From broken neck to breaking records for Vogel

From broken neck to breaking records for Vogel

Without a cycling helmet, she would probably have been killed. Three years after surviving an horrific accident, German cyclist Kristina Vogel will arrive at the Olympics as the world team sprint champion and record holder.

German track cyclist Kristina Vogel, pictured in May 2012, poses for a portrait at a cycling track in Erfurt, eastern Germany. Three years after surviving an horrific accident, Vogel will arrive at the London Olympic Games 2012 as the world team sprint champion and record holder.

Her Melbourne world championship triumph was the 21-year-old's first taste of glory on the world stage and she will be battling alongside Britain's Victoria Pendleton and Australia's Anna Meares for Olympic sprint gold medal in London.

It is all a far cry from April 20, 2009, when she collided with a minibus while riding her bike near her home in Erfurt.

"A minibus took the right of way and I flew through the windscreen," Vogel, who was 18 at the time, told AFP.

"I am lucky I am not quadriplegic since I broke the fifth vertebrate in my neck on both sides.

"I also broke my cheekbone, bones in my hand, sustained a lot of deep cuts, especially in the face and lost six teeth in my lower jaw. I was in an artificial coma for two days, spent four weeks in hospital and was strapped to the bed for two and a half of them when I could only lie flat.

"It took three months of rehab and I was off my bike for four months in total.

"But it wasn't hard for me to get back in the saddle. I couldn't talk at the time, so I wrote on a piece of paper that my goal was to race at the world championships the following March.

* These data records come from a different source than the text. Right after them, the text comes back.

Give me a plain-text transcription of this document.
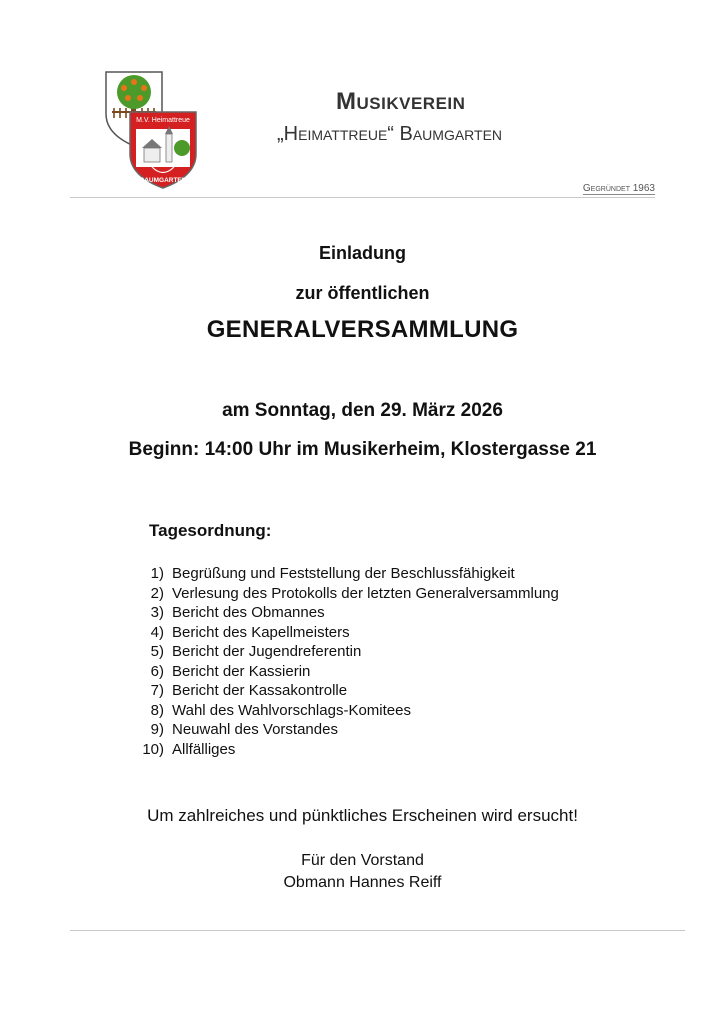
M.V. Heimattreue
BAUMGARTEN
Musikverein
„Heimattreue“ Baumgarten
Gegründet 1963
Einladung
zur öffentlichen
GENERALVERSAMMLUNG
am Sonntag, den 29. März 2026
Beginn: 14:00 Uhr im Musikerheim, Klostergasse 21
Tagesordnung:
1) Begrüßung und Feststellung der Beschlussfähigkeit
2) Verlesung des Protokolls der letzten Generalversammlung
3) Bericht des Obmannes
4) Bericht des Kapellmeisters
5) Bericht der Jugendreferentin
6) Bericht der Kassierin
7) Bericht der Kassakontrolle
8) Wahl des Wahlvorschlags-Komitees
9) Neuwahl des Vorstandes
10) Allfälliges
Um zahlreiches und pünktliches Erscheinen wird ersucht!
Für den Vorstand
Obmann Hannes Reiff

"That was my motivation and challenge."

Back then, the plucky teenager fulfilled the promise to herself and finished fifth in the individual sprint at the 2010 World Championships in Copenhagen and along with partner Miriam Welte came sixth in the team sprint.

Vogel won the bronze in the keirin at the 2012 championships in Melbourne in April, but it was alongside Welte in the team sprint where the pair shone.

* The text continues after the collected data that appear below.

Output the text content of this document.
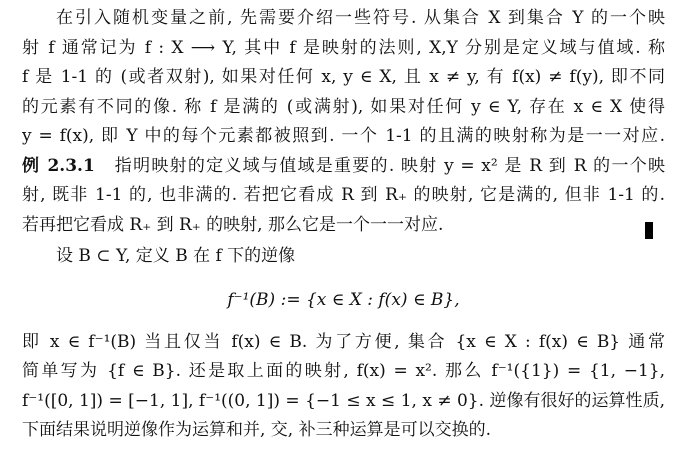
在引入随机变量之前, 先需要介绍一些符号. 从集合 X 到集合 Y 的一个映
射 f 通常记为 f : X ⟶ Y, 其中 f 是映射的法则, X,Y 分别是定义域与值域. 称
f 是 1-1 的 (或者双射), 如果对任何 x, y ∈ X, 且 x ≠ y, 有 f(x) ≠ f(y), 即不同
的元素有不同的像. 称 f 是满的 (或满射), 如果对任何 y ∈ Y, 存在 x ∈ X 使得
y = f(x), 即 Y 中的每个元素都被照到. 一个 1-1 的且满的映射称为是一一对应.
例 2.3.1 指明映射的定义域与值域是重要的. 映射 y = x² 是 R 到 R 的一个映
射, 既非 1-1 的, 也非满的. 若把它看成 R 到 R₊ 的映射, 它是满的, 但非 1-1 的.
若再把它看成 R₊ 到 R₊ 的映射, 那么它是一个一一对应.
设 B ⊂ Y, 定义 B 在 f 下的逆像
f⁻¹(B) := {x ∈ X : f(x) ∈ B},
即 x ∈ f⁻¹(B) 当且仅当 f(x) ∈ B. 为了方便, 集合 {x ∈ X : f(x) ∈ B} 通常
简单写为 {f ∈ B}. 还是取上面的映射, f(x) = x². 那么 f⁻¹({1}) = {1, −1},
f⁻¹([0, 1]) = [−1, 1], f⁻¹((0, 1]) = {−1 ≤ x ≤ 1, x ≠ 0}. 逆像有很好的运算性质,
下面结果说明逆像作为运算和并, 交, 补三种运算是可以交换的.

Having set a new world record in qualifying, they lowered their own mark in the final to claim gold in 32.549secs, beating home favourites Kaarle McCulloch and Anna Meares of Australia in the process.

"The title was a surprise for us," admitted Vogel.

"It has given us a lot of confidence, the world championships have shown Miriam and I that we are up there and it is a good base, especially remembering what it was like to stand on the podium."

Looking ahead to London, Vogel, a part-time police officer, said she expects the British cyclists to be very strong, especially motivated by their home crowd and an impressive haul of six gold medals from Melbourne.

"Next to the Chinese and Australians, the British are amongst the favourites for the medals," she said.

"We tend to be outsiders, so with a bit of luck we can hope to reach the small final (for the bronze medal).

"It will be a very difficult competition and it will come down to form on the day.

"The hall will be shaking with the noise and I doubt we will be able to hear our own words.

"That will mean a lot of pressure for us, but I will use that shaking hall as motivation."

Vogel said Britain's world sprint champion Victoria Pendleton and Australia's Meares, the world 500m time-trial champion, are names to watch for.

"Those to watch out for and the ones to count on are Pendleton, Meares, China's Shuang Guo and Lithuania's Simona Krupeckaite," said Vogel.

"Although I think the sprint gold medal will be played out between Meares and Pendleton."